William Walling's death appears in the online index of New Jersey Deaths and Burials, 1720-1988 at FamilySearch.org (a free site).  But there seemed to be two entries: 1870 and 1871.  (Remember the past problem with this index:  the year can be off by one because New Jersey's records were not organized based on a calendar year.)

Volume AP is the death ledger for 1869-1870.
Volume AR is the death ledger for 1870-1871.

So I looked up both records.

Volume AP, New Jersey Deaths, Hunterdon-Warren Counties, 1869-1870

Volume AR, New Jersey Deaths, Hunterdon-Warren Counties, 1870-1871

Remember that individual death certificates were not issued until 1878.

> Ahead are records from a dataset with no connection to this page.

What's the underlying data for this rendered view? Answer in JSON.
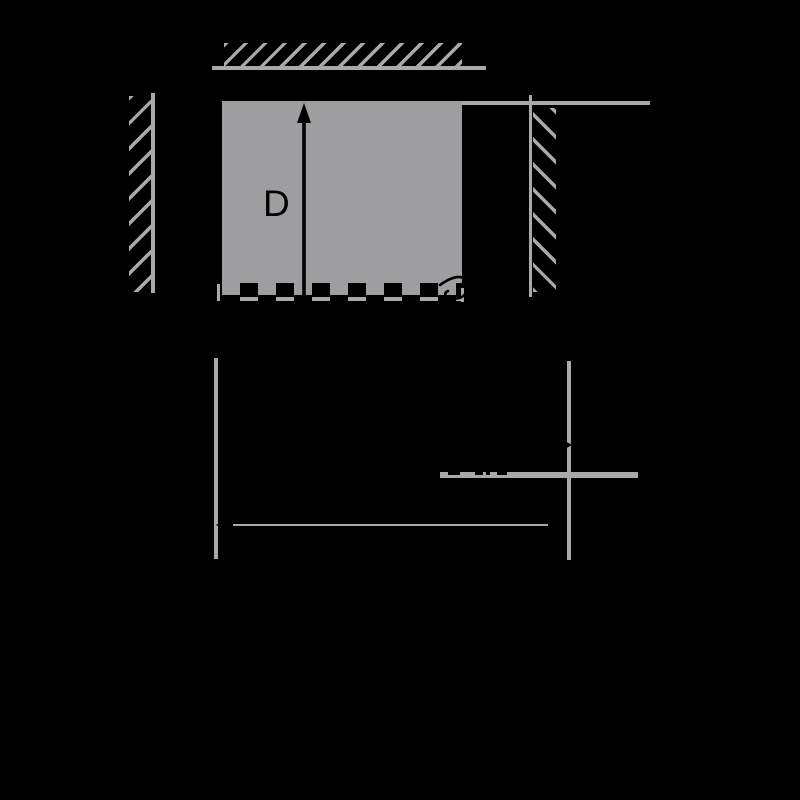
{
  "figure": {
    "title": "block-between-hatched-walls-diagram",
    "label_d": "D",
    "colors": {
      "background": "#000000",
      "line_gray": "#a9a9a9",
      "block_gray": "#9e9ea0",
      "ink": "#000000"
    },
    "icons": {
      "up-arrow-icon": "▲",
      "left-arrowhead-icon": "◀",
      "right-arrowhead-icon": "▶",
      "delta-hook-icon": "curved-hook-glyph"
    }
  }
}
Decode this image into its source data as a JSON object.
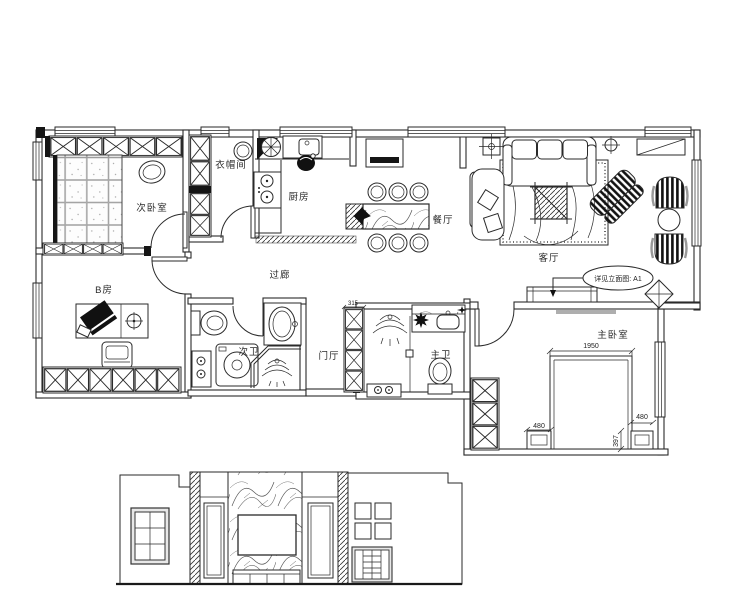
{
  "drawing": {
    "background": "#ffffff",
    "line_color": "#2a2a2a",
    "rooms": {
      "secondary_bedroom": {
        "label": "次卧室"
      },
      "cloakroom": {
        "label": "衣帽间"
      },
      "kitchen": {
        "label": "厨房"
      },
      "dining_room": {
        "label": "餐厅"
      },
      "living_room": {
        "label": "客厅"
      },
      "room_b": {
        "label": "B房"
      },
      "corridor": {
        "label": "过廊"
      },
      "secondary_bathroom": {
        "label": "次卫"
      },
      "foyer": {
        "label": "门厅"
      },
      "master_bathroom": {
        "label": "主卫"
      },
      "master_bedroom": {
        "label": "主卧室"
      }
    },
    "dimensions": {
      "bed_width": "1950",
      "left_nightstand": "480",
      "right_nightstand": "480",
      "nightstand_depth": "397",
      "cabinet_width": "315"
    },
    "callout": {
      "elevation_ref": "详见立面图: A1"
    }
  }
}
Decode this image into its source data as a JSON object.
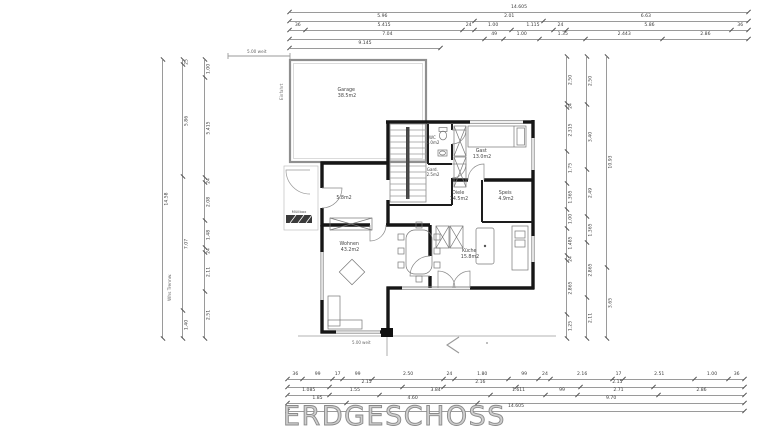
{
  "title": "ERDGESCHOSS",
  "plan": {
    "rooms": [
      {
        "name": "Garage",
        "area": "38.5m2"
      },
      {
        "name": "WC",
        "area": "2.0m2"
      },
      {
        "name": "Gast",
        "area": "13.0m2"
      },
      {
        "name": "Gard.",
        "area": "2.5m2"
      },
      {
        "name": "Diele",
        "area": "14.5m2"
      },
      {
        "name": "Speis",
        "area": "4.9m2"
      },
      {
        "name": "Küche",
        "area": "15.8m2"
      },
      {
        "name": "Wohnen",
        "area": "43.2m2"
      },
      {
        "name": "",
        "area": "5.8m2"
      }
    ],
    "annotations": {
      "fence_top": "5.00 weit",
      "ramp_side": "Einfahrt",
      "bin_label": "Müllbox",
      "terrace_label": "5.00 weit",
      "wall_note": "Whs Trennw."
    },
    "colors": {
      "wall": "#161616",
      "thin_line": "#9a9a9a",
      "dim_text": "#3b3b3b"
    }
  },
  "dimensions": {
    "top": [
      [
        {
          "v": 14.605,
          "l": "14.605"
        }
      ],
      [
        {
          "v": 5.96,
          "l": "5.96"
        },
        {
          "v": 2.01,
          "l": "2.01"
        },
        {
          "v": 6.63,
          "l": "6.63"
        }
      ],
      [
        {
          "v": 0.365,
          "l": "36"
        },
        {
          "v": 5.415,
          "l": "5.415"
        },
        {
          "v": 0.24,
          "l": "24"
        },
        {
          "v": 1.0,
          "l": "1.00"
        },
        {
          "v": 1.115,
          "l": "1.115"
        },
        {
          "v": 0.24,
          "l": "24"
        },
        {
          "v": 5.86,
          "l": "5.86"
        },
        {
          "v": 0.365,
          "l": "36"
        }
      ],
      [
        {
          "v": 7.04,
          "l": "7.04"
        },
        {
          "v": 0.49,
          "l": "49"
        },
        {
          "v": 1.0,
          "l": "1.00"
        },
        {
          "v": 1.35,
          "l": "1.35"
        },
        {
          "v": 2.443,
          "l": "2.443"
        },
        {
          "v": 2.86,
          "l": "2.86"
        }
      ],
      [
        {
          "v": 9.145,
          "l": "9.145"
        }
      ]
    ],
    "bottom": [
      [
        {
          "v": 0.365,
          "l": "36"
        },
        {
          "v": 0.99,
          "l": "99"
        },
        {
          "v": 0.175,
          "l": "17"
        },
        {
          "v": 0.99,
          "l": "99"
        },
        {
          "v": 2.5,
          "l": "2.50"
        },
        {
          "v": 0.24,
          "l": "24"
        },
        {
          "v": 1.8,
          "l": "1.80"
        },
        {
          "v": 0.99,
          "l": "99"
        },
        {
          "v": 0.24,
          "l": "24"
        },
        {
          "v": 2.16,
          "l": "2.16"
        },
        {
          "v": 0.175,
          "l": "17"
        },
        {
          "v": 2.51,
          "l": "2.51"
        },
        {
          "v": 1.0,
          "l": "1.00"
        },
        {
          "v": 0.365,
          "l": "36"
        }
      ],
      [
        {
          "v": 1.45,
          "l": ""
        },
        {
          "v": 2.15,
          "l": "2.15"
        },
        {
          "v": 1.4,
          "l": ""
        },
        {
          "v": 2.16,
          "l": "2.16"
        },
        {
          "v": 2.2,
          "l": ""
        },
        {
          "v": 2.15,
          "l": "2.15"
        },
        {
          "v": 3.1,
          "l": ""
        }
      ],
      [
        {
          "v": 1.085,
          "l": "1.085"
        },
        {
          "v": 1.55,
          "l": "1.55"
        },
        {
          "v": 3.84,
          "l": "3.84"
        },
        {
          "v": 1.611,
          "l": "1.611"
        },
        {
          "v": 0.99,
          "l": "99"
        },
        {
          "v": 2.71,
          "l": "2.71"
        },
        {
          "v": 2.86,
          "l": "2.86"
        }
      ],
      [
        {
          "v": 1.85,
          "l": "1.85"
        },
        {
          "v": 4.6,
          "l": "4.60"
        },
        {
          "v": 9.7,
          "l": "9.70"
        }
      ],
      [
        {
          "v": 14.605,
          "l": "14.605"
        }
      ]
    ],
    "left": [
      [
        {
          "v": 14.58,
          "l": "14.58"
        }
      ],
      [
        {
          "v": 0.25,
          "l": "25"
        },
        {
          "v": 5.86,
          "l": "5.86"
        },
        {
          "v": 7.07,
          "l": "7.07"
        },
        {
          "v": 1.4,
          "l": "1.40"
        }
      ],
      [
        {
          "v": 1.0,
          "l": "1.00"
        },
        {
          "v": 5.415,
          "l": "5.415"
        },
        {
          "v": 0.24,
          "l": "24"
        },
        {
          "v": 2.08,
          "l": "2.08"
        },
        {
          "v": 1.48,
          "l": "1.48"
        },
        {
          "v": 0.24,
          "l": "24"
        },
        {
          "v": 2.11,
          "l": "2.11"
        },
        {
          "v": 2.51,
          "l": "2.51"
        }
      ]
    ],
    "right": [
      [
        {
          "v": 2.5,
          "l": "2.50"
        },
        {
          "v": 0.24,
          "l": "24"
        },
        {
          "v": 2.315,
          "l": "2.315"
        },
        {
          "v": 1.75,
          "l": "1.75"
        },
        {
          "v": 1.365,
          "l": "1.365"
        },
        {
          "v": 1.0,
          "l": "1.00"
        },
        {
          "v": 1.485,
          "l": "1.485"
        },
        {
          "v": 0.24,
          "l": "24"
        },
        {
          "v": 2.865,
          "l": "2.865"
        },
        {
          "v": 1.25,
          "l": "1.25"
        }
      ],
      [
        {
          "v": 2.5,
          "l": "2.50"
        },
        {
          "v": 3.4,
          "l": "3.40"
        },
        {
          "v": 2.49,
          "l": "2.49"
        },
        {
          "v": 1.365,
          "l": "1.365"
        },
        {
          "v": 2.865,
          "l": "2.865"
        },
        {
          "v": 2.11,
          "l": "2.11"
        }
      ],
      [
        {
          "v": 10.93,
          "l": "10.93"
        },
        {
          "v": 3.65,
          "l": "3.65"
        }
      ]
    ]
  }
}
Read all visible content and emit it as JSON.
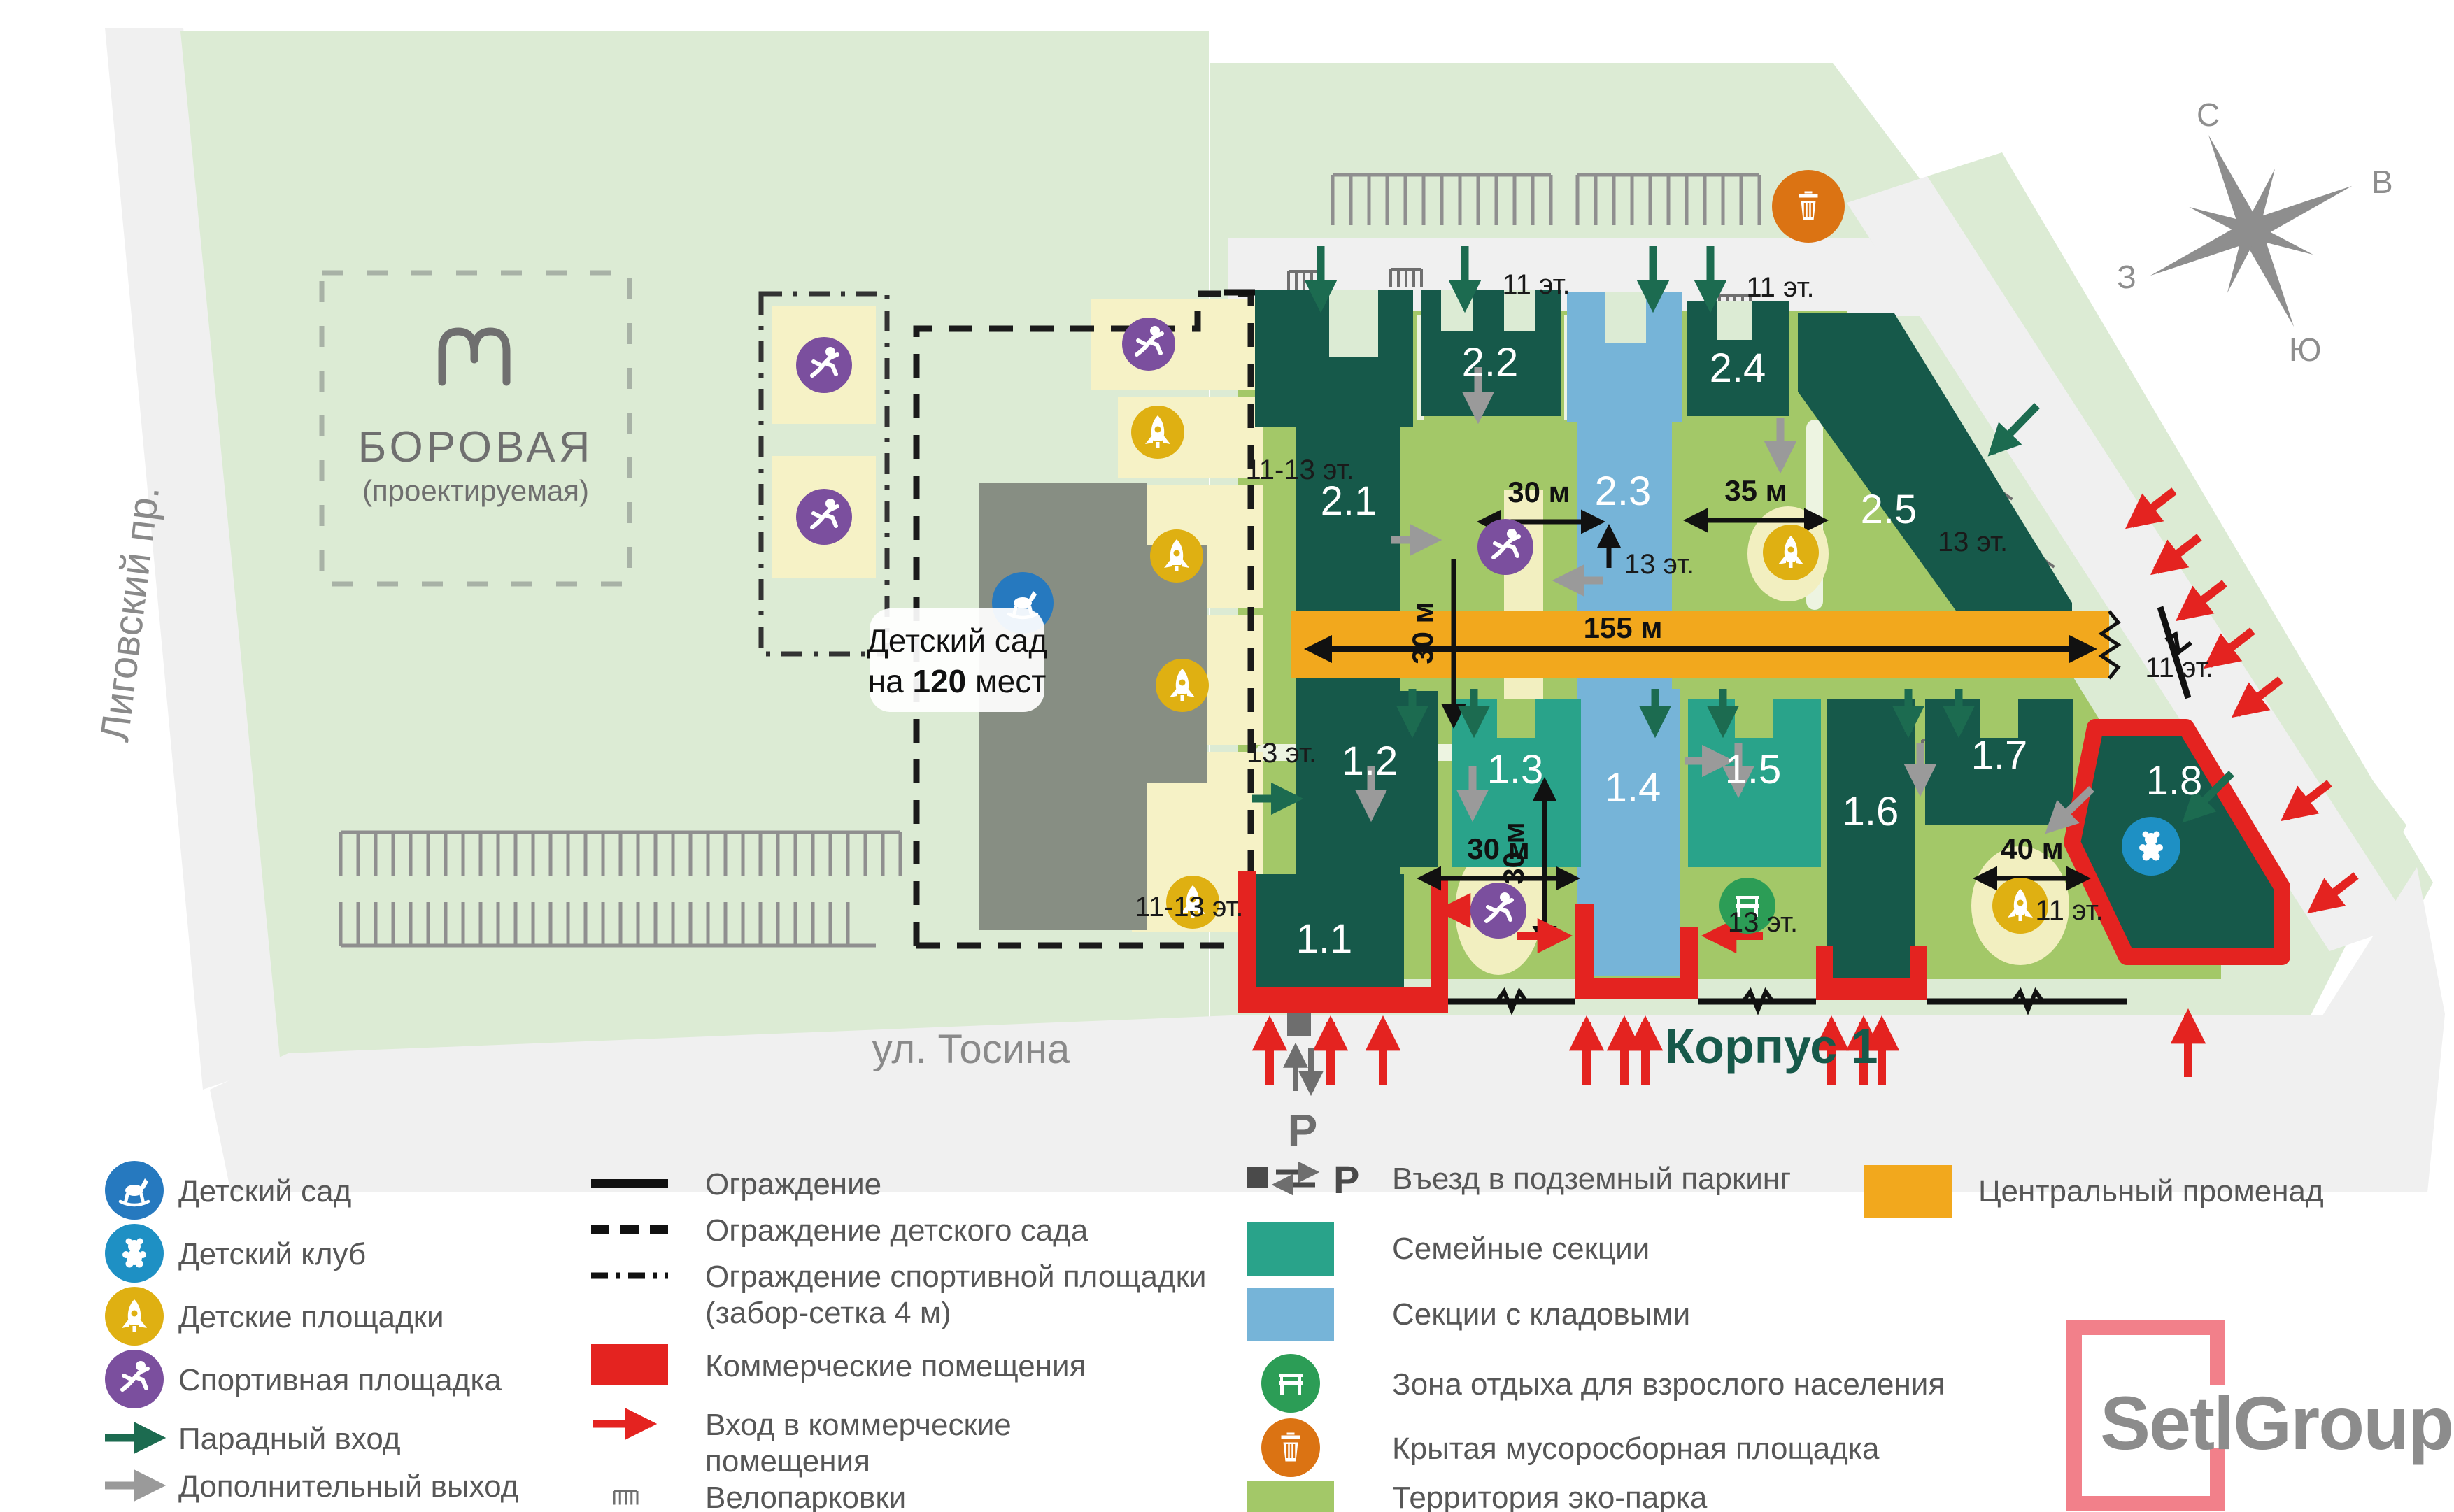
{
  "map": {
    "metro": {
      "name": "БОРОВАЯ",
      "sub": "(проектируемая)"
    },
    "street_left": "Лиговский пр.",
    "street_bottom": "ул. Тосина",
    "korpus": "Корпус 1",
    "kg_line1": "Детский сад",
    "kg_line2a": "на ",
    "kg_line2b": "120",
    "kg_line2c": " мест",
    "parking_letter": "Р",
    "compass": {
      "n": "С",
      "e": "В",
      "s": "Ю",
      "w": "З"
    },
    "building_labels": [
      "2.1",
      "2.2",
      "2.3",
      "2.4",
      "2.5",
      "1.1",
      "1.2",
      "1.3",
      "1.4",
      "1.5",
      "1.6",
      "1.7",
      "1.8"
    ],
    "floor_labels": [
      "11-13 эт.",
      "11-13 эт.",
      "11 эт.",
      "11 эт.",
      "11 эт.",
      "11 эт.",
      "13 эт.",
      "13 эт.",
      "13 эт.",
      "13 эт."
    ],
    "measurements": {
      "m30": "30 м",
      "m35": "35 м",
      "m40": "40 м",
      "m155": "155 м"
    }
  },
  "legend": {
    "col1": [
      {
        "label": "Детский сад"
      },
      {
        "label": "Детский клуб"
      },
      {
        "label": "Детские площадки"
      },
      {
        "label": "Спортивная площадка"
      },
      {
        "label": "Парадный вход"
      },
      {
        "label": "Дополнительный выход"
      }
    ],
    "col2": [
      {
        "label": "Ограждение"
      },
      {
        "label": "Ограждение детского сада"
      },
      {
        "label": "Ограждение спортивной площадки",
        "label2": "(забор-сетка 4 м)"
      },
      {
        "label": "Коммерческие помещения"
      },
      {
        "label": "Вход в коммерческие",
        "label2": "помещения"
      },
      {
        "label": "Велопарковки"
      }
    ],
    "col3": [
      {
        "label": "Въезд в подземный паркинг"
      },
      {
        "label": "Семейные секции"
      },
      {
        "label": "Секции с кладовыми"
      },
      {
        "label": "Зона отдыха для взрослого населения"
      },
      {
        "label": "Крытая мусоросборная площадка"
      },
      {
        "label": "Территория эко-парка"
      }
    ],
    "col4": [
      {
        "label": "Центральный променад"
      }
    ],
    "logo": "SetlGroup"
  },
  "colors": {
    "building_dark": "#16594A",
    "family_teal": "#29A38A",
    "storage_blue": "#76B4D8",
    "promenade": "#F2A81D",
    "commercial_red": "#E42320",
    "eco_green": "#A3C868",
    "pale_green": "#DCEBD4",
    "street_gray": "#F0F0F0",
    "play_yellow": "#DFB012",
    "sport_purple": "#7B4F9E",
    "kg_blue": "#2679BF",
    "club_blue": "#1E90C4",
    "bench_green": "#2C9D56",
    "trash_orange": "#DB7313",
    "logo_pink": "#F2808A"
  }
}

Volume AP, page 118, covers deaths in Monmouth County, New Jersey from August 1, 1869 through July 31, 1870.  William Walling died on the last day covered by this ledger book.  Note that his parents are listed as Thomas and Rebecca.

Volume AR, page 111, covers deaths in Monmouth County from August 1, 1870 through September 30, 1871.  However, the first entry is a death on July 25, 1870 and the last is July 26, 1871.  William's parents are listed as William and Rebecca.

William died of stomach cancer in both entries.  Yet he was digging a well a few days before his death.

Also note that another Walling is on both pages.  Wallings are plentiful in the geographic area.

The research point is that a record may be missing completely, appear in duplicate, or appear in a place where it should not be.  So you need to cast a wide net of years and locations when looking for records.